Sunday April 13, 2008
CLASS WAR CONTINUES. Conservatives are still beating on Obama for his Pennsylvania voter remarks, and all this weekend work (plus the understandable need to distinguish oneself in a crowded filed) has made them reach a bit for angles. At Commentary Jennifer Rubin offers the last defense of Hillary Clinton you will ever hear from her:
Now conservatives might guffaw over her new-found appreciation for the Second Amendment, but there is something inarguably more down-to-earth ( and if not “normal” than at least “ordinary”) about Hillary Clinton than Obama. It has nothing to do with race or class (liberal bloggers want to remind us he was on scholarship to that tony Hawaii prep school) and everything to do with their life experiences. Clinton is a product of middle class, Midwestern parents and has spent a chunk of her adult life in Arkansas. She may not trust Americans to read a home loan document, but she knows them well enough to never let slip from her lips words of cultural condescension.
"Nothing to do with race or class" would seem to invalidate most of her argument, bringing it down to the notion that Clinton is better than Obama at putting it over on plain folks, surely not the Commentary writer's field of expertise.
Over at Classical Values, we find a clangorous attempt at race-card reversal:
At the University of Chicago students and staff are treated like Royalty and the neighborhood folks are treated like servants.
At my son's graduation there last summer almost all the wait staff were blacks from the neighborhood dressed like servants in the Jim Crow South (I lived there as a youth). It had an offensive feel to it. Just the way Jim Crow felt offensive to me.

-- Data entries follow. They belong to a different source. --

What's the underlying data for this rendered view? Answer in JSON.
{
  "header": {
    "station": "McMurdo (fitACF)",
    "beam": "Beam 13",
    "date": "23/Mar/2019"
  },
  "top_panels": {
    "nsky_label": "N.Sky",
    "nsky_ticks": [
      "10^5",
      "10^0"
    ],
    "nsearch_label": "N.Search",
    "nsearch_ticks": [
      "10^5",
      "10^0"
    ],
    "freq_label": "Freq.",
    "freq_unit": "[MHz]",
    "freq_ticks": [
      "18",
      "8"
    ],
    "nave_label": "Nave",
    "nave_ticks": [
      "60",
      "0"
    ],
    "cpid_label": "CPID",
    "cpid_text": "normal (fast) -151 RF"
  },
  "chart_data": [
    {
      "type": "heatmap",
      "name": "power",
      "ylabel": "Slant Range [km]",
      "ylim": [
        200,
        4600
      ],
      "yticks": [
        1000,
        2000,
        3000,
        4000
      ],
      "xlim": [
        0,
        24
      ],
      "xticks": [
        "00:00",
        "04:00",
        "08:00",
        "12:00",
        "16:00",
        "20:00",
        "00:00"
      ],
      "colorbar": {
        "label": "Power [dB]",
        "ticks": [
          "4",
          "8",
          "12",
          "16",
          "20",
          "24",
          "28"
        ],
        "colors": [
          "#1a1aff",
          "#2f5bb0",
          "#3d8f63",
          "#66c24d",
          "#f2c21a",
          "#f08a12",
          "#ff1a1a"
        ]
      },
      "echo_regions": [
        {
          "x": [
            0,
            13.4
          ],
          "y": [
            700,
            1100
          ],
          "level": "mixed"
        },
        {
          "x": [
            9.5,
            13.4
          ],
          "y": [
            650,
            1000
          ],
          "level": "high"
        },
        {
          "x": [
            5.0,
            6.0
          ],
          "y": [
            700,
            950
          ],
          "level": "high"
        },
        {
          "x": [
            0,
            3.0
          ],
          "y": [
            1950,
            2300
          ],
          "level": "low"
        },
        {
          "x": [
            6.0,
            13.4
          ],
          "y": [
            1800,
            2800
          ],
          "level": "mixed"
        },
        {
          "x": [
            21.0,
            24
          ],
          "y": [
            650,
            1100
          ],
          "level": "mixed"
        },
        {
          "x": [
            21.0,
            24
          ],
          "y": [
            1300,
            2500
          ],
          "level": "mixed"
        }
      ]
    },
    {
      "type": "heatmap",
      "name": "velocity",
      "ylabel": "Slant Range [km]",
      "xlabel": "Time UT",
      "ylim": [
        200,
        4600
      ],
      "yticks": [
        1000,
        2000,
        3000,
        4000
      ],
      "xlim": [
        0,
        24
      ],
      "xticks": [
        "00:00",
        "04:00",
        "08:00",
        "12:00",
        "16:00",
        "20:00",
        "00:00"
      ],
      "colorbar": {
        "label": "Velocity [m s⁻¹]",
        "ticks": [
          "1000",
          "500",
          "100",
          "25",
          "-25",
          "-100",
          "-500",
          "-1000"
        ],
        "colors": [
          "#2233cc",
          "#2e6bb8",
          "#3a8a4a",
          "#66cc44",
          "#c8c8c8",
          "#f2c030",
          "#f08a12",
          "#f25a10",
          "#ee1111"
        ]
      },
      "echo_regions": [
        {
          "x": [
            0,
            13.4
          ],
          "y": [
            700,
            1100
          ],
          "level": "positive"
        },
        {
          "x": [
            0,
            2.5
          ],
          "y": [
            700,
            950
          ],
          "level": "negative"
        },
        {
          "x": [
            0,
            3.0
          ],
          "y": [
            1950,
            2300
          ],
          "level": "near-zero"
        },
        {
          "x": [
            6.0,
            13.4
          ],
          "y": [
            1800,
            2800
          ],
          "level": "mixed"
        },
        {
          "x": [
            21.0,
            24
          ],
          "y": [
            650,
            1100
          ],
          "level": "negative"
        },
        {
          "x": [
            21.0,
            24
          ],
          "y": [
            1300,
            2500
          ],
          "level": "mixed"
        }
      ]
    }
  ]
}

That is the environment Obama was used to. His behavior fits in well with the people he associated with. And how do you behave towards servants? Well you certainly don't get into any kind of personal conversations with them.
Comparing white, rural gun enthusiasts to blacks under Jim Crow is hard to top, but the palm as usual goes to Crunchy Rod Dreher, who slags Obama for "condescension" to the common people immediately after one of his "Benedict Option" posts about going off the grid with a nice garden in preparation for Armageddon. Whatever difficulty Obama may have in explaining his remarks to the good people of Pennsylvania, I can guarantee he would have an easier time of it than Dreher would expounding on the need to "batten down the hatches and keep the family and the community's life and culture together during extraordinarily difficult, chaotic times," with "the dying of the bees" and "the strange weather patterns" as two of the Seven Signs. Unless, of course, Peter Kazlouski left some followers behind.